Hunting for Napp headstones in the Otepää cemetery, I took a note of last names. Besides the nature-based ones listed in an earlier blog, I found ash, spruce and willow, and some interesting ones - gravel hill and silver lake - and others such as swan, elk, grebe and plover.
Locals, if they had a choice, would have preferred the grand-sounding or auspicious, eg certain trees or geographical features. One wonders about the choice of marshy field (Soonurm) or thorn (Okas), or catfish (Luts), or smoke (Suits). Names, incidentally, of an Estonian chess player, an illustrator, a writer, and a poet.
Some are obvious. Mõlder for miller, derived from German Müller. Or Kingsepp for shoemaker or cobbler. Taking another tack, Üleoja, for the family living across the stream; in the same vein, Keskpaik, those from the “middle place”.
“Although peasants were initially given surnames by landlords,” the ERR radio news website says, people were eventually able to choose their own last names. The general rule was to choose a last name after the farm the person lived and worked on.”

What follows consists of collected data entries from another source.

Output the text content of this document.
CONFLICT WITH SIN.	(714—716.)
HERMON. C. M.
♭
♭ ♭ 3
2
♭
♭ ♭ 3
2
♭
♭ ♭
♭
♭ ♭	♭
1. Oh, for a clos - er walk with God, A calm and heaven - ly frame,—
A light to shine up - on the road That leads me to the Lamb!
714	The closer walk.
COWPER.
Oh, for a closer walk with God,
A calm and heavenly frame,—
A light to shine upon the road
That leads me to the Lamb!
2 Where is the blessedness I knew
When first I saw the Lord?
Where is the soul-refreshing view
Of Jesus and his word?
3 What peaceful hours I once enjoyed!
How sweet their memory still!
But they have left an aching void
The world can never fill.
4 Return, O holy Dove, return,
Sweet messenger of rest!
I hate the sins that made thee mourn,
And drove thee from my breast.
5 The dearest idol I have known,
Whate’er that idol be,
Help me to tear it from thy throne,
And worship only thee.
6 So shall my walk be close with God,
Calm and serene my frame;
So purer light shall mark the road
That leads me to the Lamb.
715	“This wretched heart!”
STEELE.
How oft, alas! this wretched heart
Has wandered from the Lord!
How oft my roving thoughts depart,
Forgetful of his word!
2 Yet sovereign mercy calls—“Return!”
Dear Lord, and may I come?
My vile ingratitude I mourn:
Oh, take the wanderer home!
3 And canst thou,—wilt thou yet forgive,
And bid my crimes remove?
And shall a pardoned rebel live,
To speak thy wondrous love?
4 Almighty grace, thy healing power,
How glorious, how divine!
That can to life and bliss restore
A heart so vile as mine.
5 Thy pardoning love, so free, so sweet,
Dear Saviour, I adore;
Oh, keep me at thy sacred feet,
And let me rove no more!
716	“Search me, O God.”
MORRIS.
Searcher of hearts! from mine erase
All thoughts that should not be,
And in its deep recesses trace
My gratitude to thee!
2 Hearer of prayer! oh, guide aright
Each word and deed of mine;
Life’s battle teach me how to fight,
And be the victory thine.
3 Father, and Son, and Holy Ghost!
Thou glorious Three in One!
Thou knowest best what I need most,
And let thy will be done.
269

Historian Fred Puss says people also looked at objects close to them. “That is how many people were named after animals or birds.” The lords of the manor had a big influence in name selection; servants tended to receive less flattering surnames, while farmers with a family fared better.
Thus, we have another explanation of how the Lehova branch of our family came by our name – Lehowa was the Germanised form of the location name, Lõhavere, and the name of a former Baltic German manor and estate in that area.
The whole issue of how Estonians got their surnames is somewhat murky. According to Toivo Raun, writing in Acta Historica Tallinnensia in 2012, estate administrators and the clergy also had control over assigning surnames to the peasantry (c. 1835). “As a result, it is clear that a large proportion of Estonian peasants received German surnames.”
That would be one explanation of how our grandfather’s family came by Napp, possibly, a modification of Knapp. The ordinary meaning of this word in German is scarce, meagre, or in short supply, and napp has the same meaning in Estonian.
A movement to estonianise surnames started with independence from Tsarist Russia in 1918, gaining force in 1921 on the appearance of a book of 15,000 “Estonian new surnames” created by a group of linguists.
Initially, very few Estonians changed their names, either because the procedure was expensive and complicated, or only a few intellectuals were excited about it. The lead-up to the Second World War saw a sudden change. Between 1935 and 1939 close to 20% of ethnic Estonians changed their surnames - 192,000 individuals. By early 1940 around 80% of ethnic Estonians bore Estonian surnames.
Raun ascribes this mass movement to Konstantin Päts’ authoritarianism from 1934, and the messaging of his State Propaganda Office, “Every Estonian with a foreign name must shake off the foreign mask and become a real Estonian in name as well”, and “Every Estonian must publicly acknowledge their desire to belong only to his nation.”
Non-ethnic Estonians were under no compulsion to change their names, while others simply didn’t, or never got around to it. The Napps were, perhaps, in the latter category. In evidence, our grandfather was Russian Orthodox as opposed to Lutheran, and his father, Anton, had a typically Orthodox name, implying that his parents were either born Orthodox, or converted to the Russian creed.
That takes us back in time to at least the 1840s when the Russian Orthodox clergy offered land to incentivise conversion. Newly freed and landless peasants would have jumped on the chance, as an appealing alternative to poverty and servitude. That could have been the case for the Napps.
While Napp is a rare surname, some such as Tamm (oak), Ilves (lynx), Saar (ash tree) and Rebane (fox) are very popular, stemming from the reform period. Eesti.Life reports that even today Estonians can change their last names, at a cost of 100 euros, noting that 225 names are excluded, mostly because they are too common.